WHEN MY FATHER had put in enough years on the south-coast run to quit if he wanted to, he did. He worked now in a federal Fisheries laboratory that had been part of the U.S. Army base in the Second World War at Pleasantville, St. John’s, a place of converted barracks and dormitories and squat three-storey wooden buildings constructed by the Americans for a war that, for all they knew, would last for decades.
That science could not save or even much improve the fisheries he had by this time known for years. He performed on a rote basis quality-control tests on samples of fish collected around the island by younger men who told him he had no idea what their lives were like. He became so adept at it that he could think of other things or even think of nothing while he worked. It seemed to him sometimes that he was the opposite of everything he wished to be. All he wanted was to spend his days outdoors, away from microscopes, Bunsen burners, beakers, test tubes.

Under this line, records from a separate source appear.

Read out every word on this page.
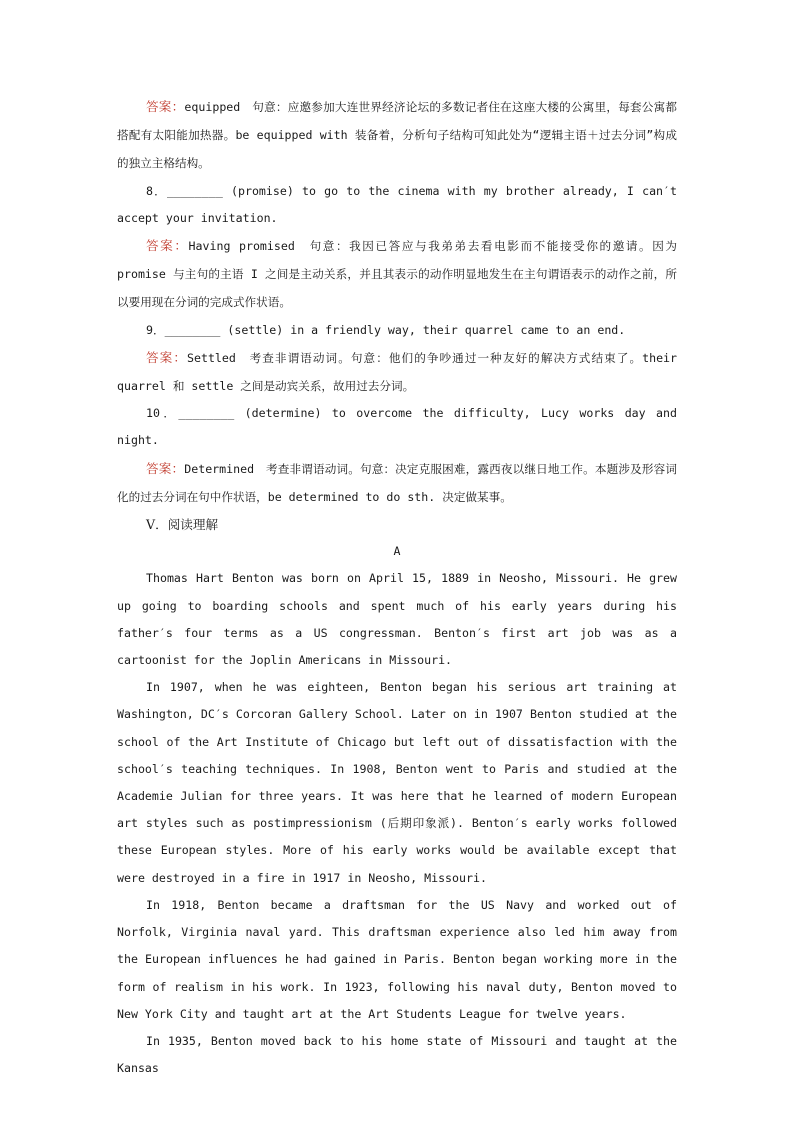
答案：equipped　句意：应邀参加大连世界经济论坛的多数记者住在这座大楼的公寓里，每套公寓都搭配有太阳能加热器。be equipped with 装备着，分析句子结构可知此处为“逻辑主语＋过去分词”构成的独立主格结构。

8．________ (promise) to go to the cinema with my brother already, I can′t accept your invitation.

答案：Having promised　句意：我因已答应与我弟弟去看电影而不能接受你的邀请。因为 promise 与主句的主语 I 之间是主动关系，并且其表示的动作明显地发生在主句谓语表示的动作之前，所以要用现在分词的完成式作状语。

9．________ (settle) in a friendly way, their quarrel came to an end.

答案：Settled　考查非谓语动词。句意：他们的争吵通过一种友好的解决方式结束了。their quarrel 和 settle 之间是动宾关系，故用过去分词。

10．________ (determine) to overcome the difficulty, Lucy works day and night.

答案：Determined　考查非谓语动词。句意：决定克服困难，露西夜以继日地工作。本题涉及形容词化的过去分词在句中作状语，be determined to do sth. 决定做某事。

Ⅴ．阅读理解

A

Thomas Hart Benton was born on April 15, 1889 in Neosho, Missouri. He grew up going to boarding schools and spent much of his early years during his father′s four terms as a US congressman. Benton′s first art job was as a cartoonist for the Joplin Americans in Missouri.

In 1907, when he was eighteen, Benton began his serious art training at Washington, DC′s Corcoran Gallery School. Later on in 1907 Benton studied at the school of the Art Institute of Chicago but left out of dissatisfaction with the school′s teaching techniques. In 1908, Benton went to Paris and studied at the Academie Julian for three years. It was here that he learned of modern European art styles such as postimpressionism (后期印象派). Benton′s early works followed these European styles. More of his early works would be available except that were destroyed in a fire in 1917 in Neosho, Missouri.

In 1918, Benton became a draftsman for the US Navy and worked out of Norfolk, Virginia naval yard. This draftsman experience also led him away from the European influences he had gained in Paris. Benton began working more in the form of realism in his work. In 1923, following his naval duty, Benton moved to New York City and taught art at the Art Students League for twelve years.

In 1935, Benton moved back to his home state of Missouri and taught at the Kansas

My father and his brothers, almost every morning from the age of ten, fished for hours with their father before they started school, as much part-time fishermen as he was. When they came back into the Pool and landed their catch, they walked down the road to the schoolhouse past Most Holy Trinity Church on the landward side of the road, and their father went up the hill to the forge behind his house and began his other job. They had all been working for five hours by the time the school bell rang at nine o’clock.
He had not been at sea for seven years, had not been fishing for thirty, but my father shaped his day like the fisherman he once was, rising every morning he was able to at four o’clock, the time his father used to wake him and his brothers in the years they spent together on the water. At no time of the year was the sun up at four in the morning. Every day began in darkness. It was important to him that it did. It was important to him that he not begin his day getting ready for work, that work he disliked not be his reason for rising when he did. He had at least that much control, was to that degree at least not fatefully bound by his ill-chosen profession.

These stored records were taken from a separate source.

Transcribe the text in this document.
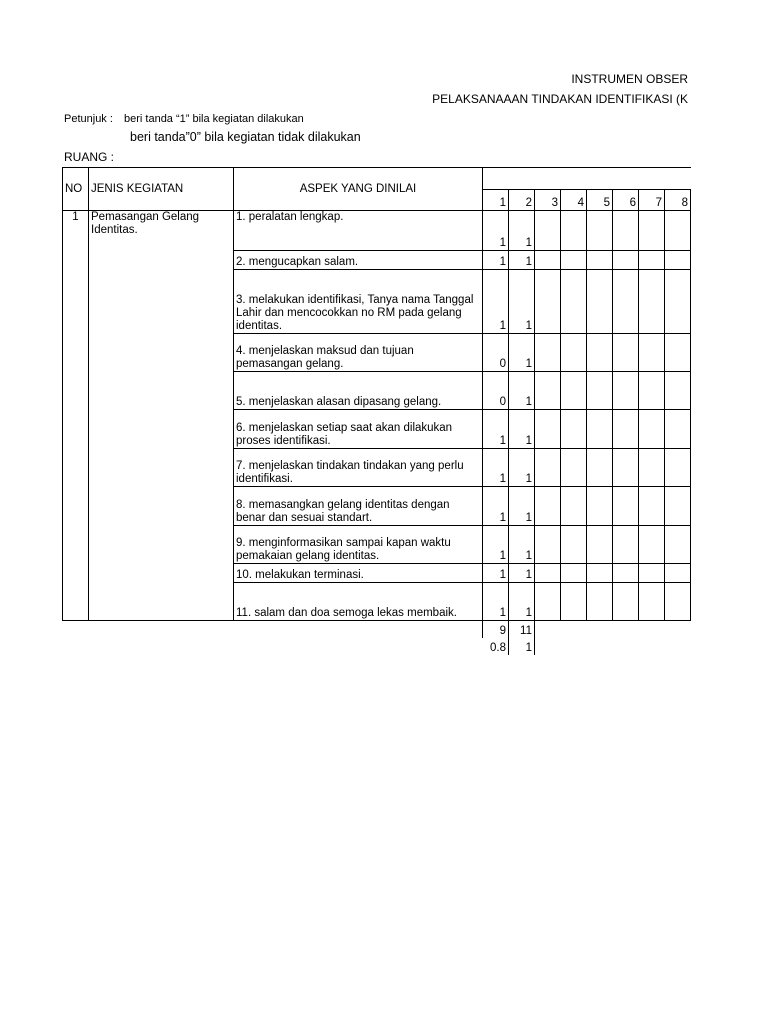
INSTRUMEN OBSER
PELAKSANAAAN TINDAKAN IDENTIFIKASI (K
Petunjuk : beri tanda “1” bila kegiatan dilakukan
beri tanda”0” bila kegiatan tidak dilakukan
RUANG :
NO	JENIS KEGIATAN	ASPEK YANG DINILAI								
			1	2	3	4	5	6	7	8
1	Pemasangan Gelang Identitas.	1. peralatan lengkap.	1	1						
		2. mengucapkan salam.	1	1						
		3. melakukan identifikasi, Tanya nama Tanggal Lahir dan mencocokkan no RM pada gelang identitas.	1	1						
		4. menjelaskan maksud dan tujuan pemasangan gelang.	0	1						
		5. menjelaskan alasan dipasang gelang.	0	1						
		6. menjelaskan setiap saat akan dilakukan proses identifikasi.	1	1						
		7. menjelaskan tindakan tindakan yang perlu identifikasi.	1	1						
		8. memasangkan gelang identitas dengan benar dan sesuai standart.	1	1						
		9. menginformasikan sampai kapan waktu pemakaian gelang identitas.	1	1						
		10. melakukan terminasi.	1	1						
		11. salam dan doa semoga lekas membaik.	1	1						
			9	11						
			0.8	1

Then, too, there were the dreams he had. For some reason, he had his worst dreams when he slept past four o’clock. He told me that he dreamed of his father. Sometimes that he and his father and brothers were about to wreck on Ferryland Head, which they had many times come close to doing. He dreamed of the time he and his father lost the sled when they were cutting ice, when he walked for hours not knowing that his spleen was ruptured. My father, lost in the dark wood of his dreams, called out to his father while my mother lay beside him, trying as gently as possible to coax him into wakefulness, whispering his name. “Art, Art, wake up.” He always woke with a start, the bed shaking as if he had just dropped into it from some great height.
I was eighteen, attending college in St. John’s. Every morning when I got up I found him standing at the kitchen window, the day for him already hours old. He loved to have the house to himself when it was dark outside. Wearing slacks but barefoot and shirtless, he would lean on the kitchen counter, side-on, just to the right of the sink into which he tipped the ashes of his cigarettes as he looked out the window, waiting for the first lightening of the sky above the Shoal Bay Hills, watching the hills themselves come into view, a rolling horizon a shade darker than the sky above it. He stood there looking out the window for hours.
At seven o’clock, he started his day again and ours for the first time by turning on the radio, which was always tuned to the CBC. (Joey was gone, the CBC no longer off limits.) He listened to the marine forecast as if it still mattered to him how high the waves would be that day and what the chances were of freezing spray and when the tides would ebb and flow. He noted it all in his journal/log, was often still writing in it when we came out for breakfast. He kept a meteorological diary, and to his weather observations appended notes in ship’s-log form throughout the day. “February 9, 1976. Snow flurries and drifting snow. Had to dig the car out. Snow with southeast winds expected by mid-afternoon, changing to rain overnight. Wayne home from school with flu. Because of storm, Mom taking day off too…”
He took an early retirement at the age of fifty-five. “The fish will soon be gone,” he said, as if by way of explaining his retirement. He and his co-workers had been telling their superiors for years what the fishermen had been telling them. The fish would soon be gone. And perhaps their superiors had been telling their superiors. No one knew for certain. Nothing was done. And then one day — and it seemed to happen that suddenly — the fish were gone.